Transitions

February 29, 2012

Weddings


On Dec. 26, Hubbard Street Dance Chicago’s Penny Saunders and Pablo Piantino married in a small family ceremony held in the backyard of Saunders’ grandmother’s house in Orlando, FL. The bride wore a gold and white dress she found in a second-hand shop in Chicago.


The two had been a couple for five years. Piantino, 36, graduated from Juilliard and danced with the San Francisco Ballet before arriving at Hubbard Street in 2005. Saunders, 33, had joined Hubbard Street a year earlier, having danced with Ballet Arizona and MOMIX, and been a founding member of Cedar Lake Contemporary Ballet. A friendship came first as both were initially involved in other romantic relationships. Then something changed when they began working on Kylián’s Petite Mort. As Saunders recalls, “There is a real intimacy to that work, and I think we began to see something else in each other.”


In April the couple will have a big party at Hubbard Street’s warehouse space “for all the people we love in Chicago,” and then in mid-July they will travel to Mendoza, Argentina, where Piantino’s childhood music teacher, now a priest, will perform another ceremony.
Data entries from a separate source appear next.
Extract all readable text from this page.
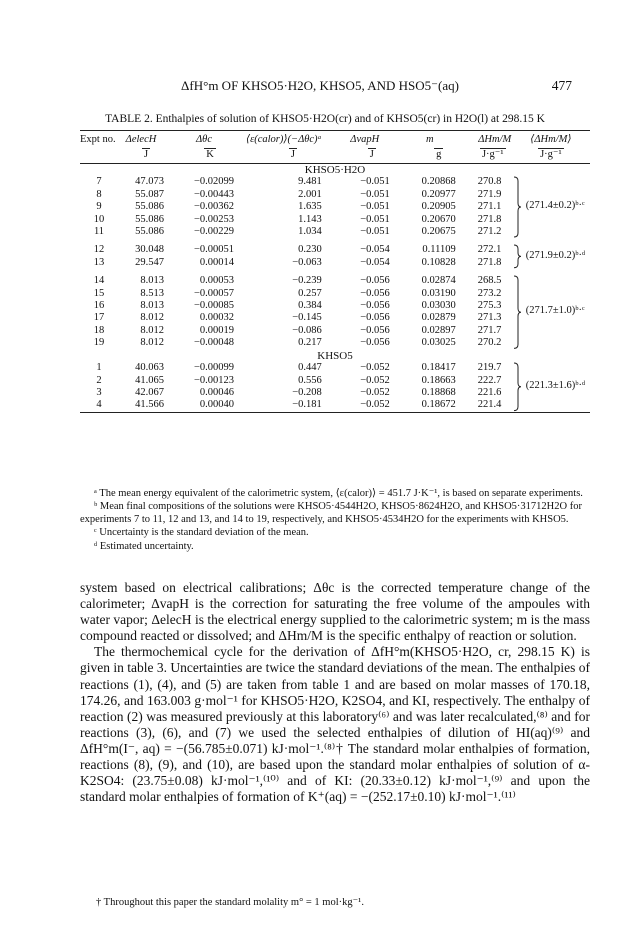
ΔfH°m OF KHSO5·H2O, KHSO5, AND HSO5⁻(aq)	477
TABLE 2. Enthalpies of solution of KHSO5·H2O(cr) and of KHSO5(cr) in H2O(l) at 298.15 K

Expt no.	ΔelecH	Δθc	⟨ε(calor)⟩(−Δθc)ᵃ	ΔvapH	m	ΔHm/M	⟨ΔHm/M⟩
	J	K	J	J	g	J·g⁻¹	J·g⁻¹
KHSO5·H2O							
7	47.073	−0.02099	9.481	−0.051	0.20868	270.8	(271.4±0.2)ᵇ·ᶜ

8	55.087	−0.00443	2.001	−0.051	0.20977	271.9	
9	55.086	−0.00362	1.635	−0.051	0.20905	271.1	
10	55.086	−0.00253	1.143	−0.051	0.20670	271.8	
11	55.086	−0.00229	1.034	−0.051	0.20675	271.2	

12	30.048	−0.00051	0.230	−0.054	0.11109	272.1	(271.9±0.2)ᵇ·ᵈ

13	29.547	0.00014	−0.063	−0.054	0.10828	271.8	

14	8.013	0.00053	−0.239	−0.056	0.02874	268.5	(271.7±1.0)ᵇ·ᶜ

15	8.513	−0.00057	0.257	−0.056	0.03190	273.2	
16	8.013	−0.00085	0.384	−0.056	0.03030	275.3	
17	8.012	0.00032	−0.145	−0.056	0.02879	271.3	
18	8.012	0.00019	−0.086	−0.056	0.02897	271.7	
19	8.012	−0.00048	0.217	−0.056	0.03025	270.2	
KHSO5							
1	40.063	−0.00099	0.447	−0.052	0.18417	219.7	(221.3±1.6)ᵇ·ᵈ

2	41.065	−0.00123	0.556	−0.052	0.18663	222.7	
3	42.067	0.00046	−0.208	−0.052	0.18868	221.6	
4	41.566	0.00040	−0.181	−0.052	0.18672	221.4	

ᵃ The mean energy equivalent of the calorimetric system, ⟨ε(calor)⟩ = 451.7 J·K⁻¹, is based on separate experiments.

ᵇ Mean final compositions of the solutions were KHSO5·4544H2O, KHSO5·8624H2O, and KHSO5·31712H2O for experiments 7 to 11, 12 and 13, and 14 to 19, respectively, and KHSO5·4534H2O for the experiments with KHSO5.

ᶜ Uncertainty is the standard deviation of the mean.

ᵈ Estimated uncertainty.

system based on electrical calibrations; Δθc is the corrected temperature change of the calorimeter; ΔvapH is the correction for saturating the free volume of the ampoules with water vapor; ΔelecH is the electrical energy supplied to the calorimetric system; m is the mass compound reacted or dissolved; and ΔHm/M is the specific enthalpy of reaction or solution.

The thermochemical cycle for the derivation of ΔfH°m(KHSO5·H2O, cr, 298.15 K) is given in table 3. Uncertainties are twice the standard deviations of the mean. The enthalpies of reactions (1), (4), and (5) are taken from table 1 and are based on molar masses of 170.18, 174.26, and 163.003 g·mol⁻¹ for KHSO5·H2O, K2SO4, and KI, respectively. The enthalpy of reaction (2) was measured previously at this laboratory⁽⁶⁾ and was later recalculated,⁽⁸⁾ and for reactions (3), (6), and (7) we used the selected enthalpies of dilution of HI(aq)⁽⁹⁾ and ΔfH°m(I⁻, aq) = −(56.785±0.071) kJ·mol⁻¹.⁽⁸⁾† The standard molar enthalpies of formation, reactions (8), (9), and (10), are based upon the standard molar enthalpies of solution of α-K2SO4: (23.75±0.08) kJ·mol⁻¹,⁽¹⁰⁾ and of KI: (20.33±0.12) kJ·mol⁻¹,⁽⁹⁾ and upon the standard molar enthalpies of formation of K⁺(aq) = −(252.17±0.10) kJ·mol⁻¹.⁽¹¹⁾

† Throughout this paper the standard molality m° = 1 mol·kg⁻¹.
The dancers’ choice of rings suggests how they think. As Piantino noted, “We’re both spiritual in our different ways, and we didn’t want diamonds with corrupt origins, so we commissioned handcrafted wooden rings inlaid with shells and leaves from an artisan in British Columbia, a place we love.” —Hedy Weiss

 

Stealing a kiss. Photo by Kristie Kahns.

 


In Memoriam


Mark Goldweber (1958–2011)

Mark Goldweber, ballet master for Ballet West and director of Ballet West II, died in December in Salt Lake City after a battle with cancer. An impeccable classicist, Goldweber’s ebullient performance as the Boy in Blue in the Joffrey Ballet’s 1977 revival of Ashton’s Les Patineurs lives on in memory. As dancer and ballet master, he embodied the traditions of his art form: clarity, musicality, virtuosity, and decorum.
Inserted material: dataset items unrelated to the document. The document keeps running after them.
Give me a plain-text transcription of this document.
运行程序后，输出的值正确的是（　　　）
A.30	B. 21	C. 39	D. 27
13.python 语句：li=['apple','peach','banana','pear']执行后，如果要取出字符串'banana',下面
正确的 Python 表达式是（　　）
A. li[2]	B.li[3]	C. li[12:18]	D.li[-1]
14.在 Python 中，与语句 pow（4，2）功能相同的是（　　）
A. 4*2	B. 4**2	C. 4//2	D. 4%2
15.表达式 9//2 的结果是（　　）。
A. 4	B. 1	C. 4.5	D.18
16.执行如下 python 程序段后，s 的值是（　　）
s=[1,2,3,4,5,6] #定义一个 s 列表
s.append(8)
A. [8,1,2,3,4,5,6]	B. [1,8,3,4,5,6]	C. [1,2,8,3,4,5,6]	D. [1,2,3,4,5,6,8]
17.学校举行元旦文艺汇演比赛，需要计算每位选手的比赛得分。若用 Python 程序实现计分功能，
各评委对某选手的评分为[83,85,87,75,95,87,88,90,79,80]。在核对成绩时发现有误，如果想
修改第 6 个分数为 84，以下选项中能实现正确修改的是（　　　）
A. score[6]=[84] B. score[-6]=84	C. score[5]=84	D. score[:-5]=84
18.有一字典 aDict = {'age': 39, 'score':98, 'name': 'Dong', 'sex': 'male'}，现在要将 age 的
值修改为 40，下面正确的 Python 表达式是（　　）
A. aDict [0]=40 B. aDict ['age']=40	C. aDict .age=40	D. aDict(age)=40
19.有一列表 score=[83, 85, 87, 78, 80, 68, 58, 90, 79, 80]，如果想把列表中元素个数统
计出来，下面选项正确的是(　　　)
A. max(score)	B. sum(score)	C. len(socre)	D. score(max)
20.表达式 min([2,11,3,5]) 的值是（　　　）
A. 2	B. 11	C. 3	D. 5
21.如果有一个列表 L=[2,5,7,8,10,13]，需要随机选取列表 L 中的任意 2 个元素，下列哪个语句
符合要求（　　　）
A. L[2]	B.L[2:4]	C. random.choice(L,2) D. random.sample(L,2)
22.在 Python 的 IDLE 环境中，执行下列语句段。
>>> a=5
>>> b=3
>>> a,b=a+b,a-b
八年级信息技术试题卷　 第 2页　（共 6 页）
“Mark had so much knowledge, so much to give,” says Adam Sklute, Ballet West artistic director and a close friend from their days with the Joffrey. “We shared a passion for ballet history. We were working on a new Little Mermaid almost to the end. He wanted to honor Ashton’s Ondine.”


Born in Miami, Goldweber trained with Thomas Armour at Miami Ballet, where the focus was on 19th-century classics. Hanging around the studio, as young as 10, he easily learned roles just by watching. He also studied at the Washington School of Ballet and the School of American Ballet summer program. Short, compact, with huge elevation, Goldweber performed in the Joffrey’s eclectic repertoire until 1988. He then relocated to Portland as ballet master and dancer for Pacific Ballet Theatre (which became Oregon Ballet Theatre), headed by James Canfield, another Joffrey alumnus. There, Goldweber helped to establish the city’s first resident ballet company, setting high standards for the dancers in a wide range of repertoire.


He returned to the Joffrey in 1997 as ballet master and in 2007 went to Ballet West with Sklute. His life was too short; his impact on three companies and scores of young dancers profound.